Austrian Federal Chancellery (05/10/2010)
Sixty-five years ago on May 5, 1945, the National Socialist concentration camp of Mauthausen, was liberated by U.S. troops. Since 1989, May 5 has been observed as Remembrance Day Against Violence and Racisim.
To mark the occasion, Austria’s official representatives held a commemorative ceremony in the historic meeting hall of the Austrian Parliament. In addition to President Heinz Fischer and Speaker of the Parliament Barbara Prammer, the Federal government and numerous members of Parliament attended the event. Former Polish Foreign Minister Wladyslaw Bartoszwewski (88), a resistance fighter and Auschwitz survivor himself, urged in his commemorative speech, “dealing with the past in a responsible manner.”
This year’s commemorative ceremony focused on a group of pupils who had traced an incident referred to as the “Hare Hunting of Mühlviertel.” In February 1945 some 500 Soviet inmates tried to escape from Mauthausen and were killed in an unparalleled manhunt, in which the local population joined in.
Following the commemorative ceremony in Parliament, Chancellor Faymann and Bartoszwewski held face-to-face talks. Faymann praised Bartoszwewski’s commitment to dialogue and public education efforts towards reconciliation with the past.

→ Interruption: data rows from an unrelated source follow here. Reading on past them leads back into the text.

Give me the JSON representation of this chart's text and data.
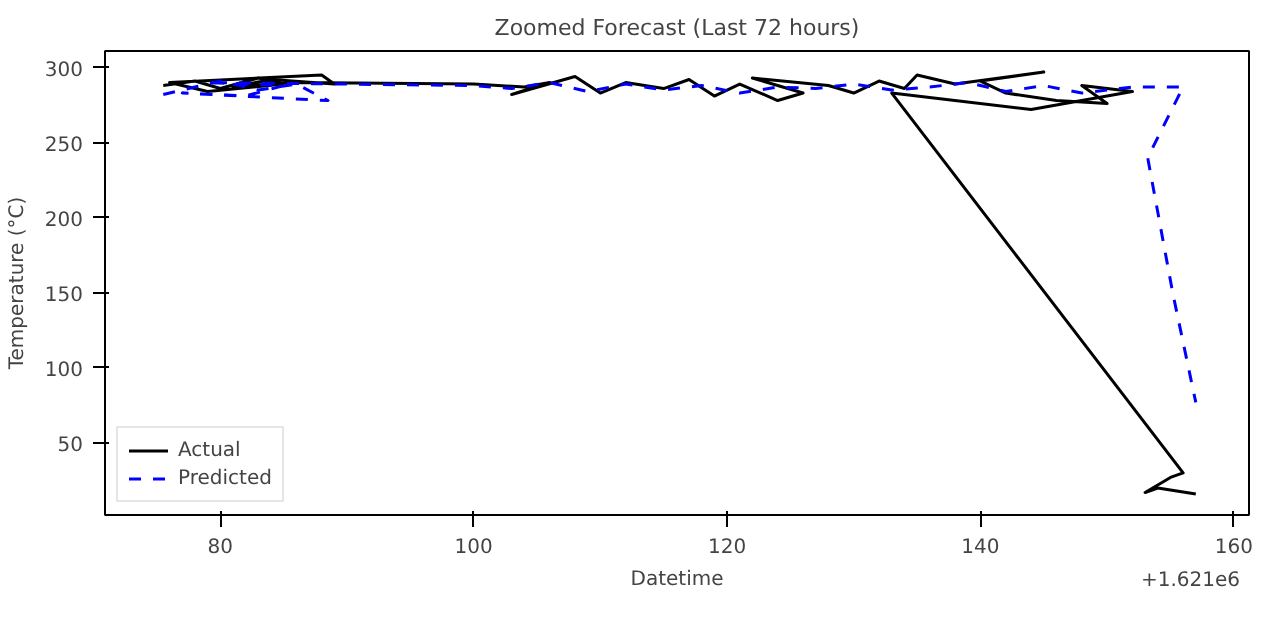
{
  "chart_data": {
    "type": "line",
    "title": "Zoomed Forecast (Last 72 hours)",
    "xlabel": "Datetime",
    "ylabel": "Temperature (°C)",
    "annotations": [
      "+1.621e6"
    ],
    "x": [
      75.5,
      78,
      80,
      83,
      85,
      79,
      76,
      88,
      89,
      84,
      81,
      86,
      100,
      104,
      106,
      103,
      108,
      110,
      112,
      115,
      117,
      119,
      121,
      124,
      126,
      122,
      128,
      130,
      132,
      134,
      135,
      138,
      145,
      140,
      142,
      146,
      150,
      148,
      152,
      144,
      133,
      156,
      155,
      153,
      154,
      157
    ],
    "series": [
      {
        "name": "Actual",
        "color": "#000000",
        "line_style": "solid",
        "values": [
          288,
          291,
          286,
          293,
          289,
          284,
          290,
          295,
          289,
          292,
          287,
          290,
          289,
          287,
          290,
          282,
          294,
          283,
          290,
          286,
          292,
          281,
          289,
          278,
          283,
          293,
          288,
          283,
          291,
          286,
          295,
          289,
          297,
          291,
          283,
          278,
          276,
          288,
          284,
          272,
          283,
          30,
          27,
          17,
          20,
          16
        ]
      },
      {
        "name": "Predicted",
        "color": "#0000ff",
        "line_style": "dashed",
        "x": [
          75.5,
          78,
          80,
          83,
          86,
          88.5,
          77,
          82,
          85,
          79,
          100,
          103,
          106,
          109,
          112,
          115,
          118,
          121,
          124,
          127,
          130,
          133,
          136,
          139,
          142,
          145,
          148,
          151,
          152,
          156,
          153.2,
          155.2,
          157
        ],
        "values": [
          282,
          287,
          291,
          285,
          289,
          278,
          283,
          281,
          288,
          290,
          288,
          286,
          290,
          284,
          289,
          285,
          288,
          283,
          287,
          286,
          289,
          285,
          287,
          290,
          284,
          288,
          283,
          286,
          287,
          287,
          240,
          149,
          77
        ]
      }
    ],
    "xlim": [
      70.9,
      161.2
    ],
    "ylim": [
      2,
      311
    ],
    "xticks": [
      80,
      100,
      120,
      140,
      160
    ],
    "yticks": [
      50,
      100,
      150,
      200,
      250,
      300
    ],
    "legend": "bottom left",
    "grid": false
  }
}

The centerpiece of this year’s liberation ceremony was the memorial held at Mauthausen on May 9, 2010, attended by delegations from throughout the world. Highlighted this year were the children and young people detained in the concentration camp. In March 1945, some 15,000 children between the ages of four and twenty were registered by name in Mauthausen. Some 200,000 people were detained under inhumane conditions at Mauthausen and its forty-nine subcamps. About half of them did not survive annihilation.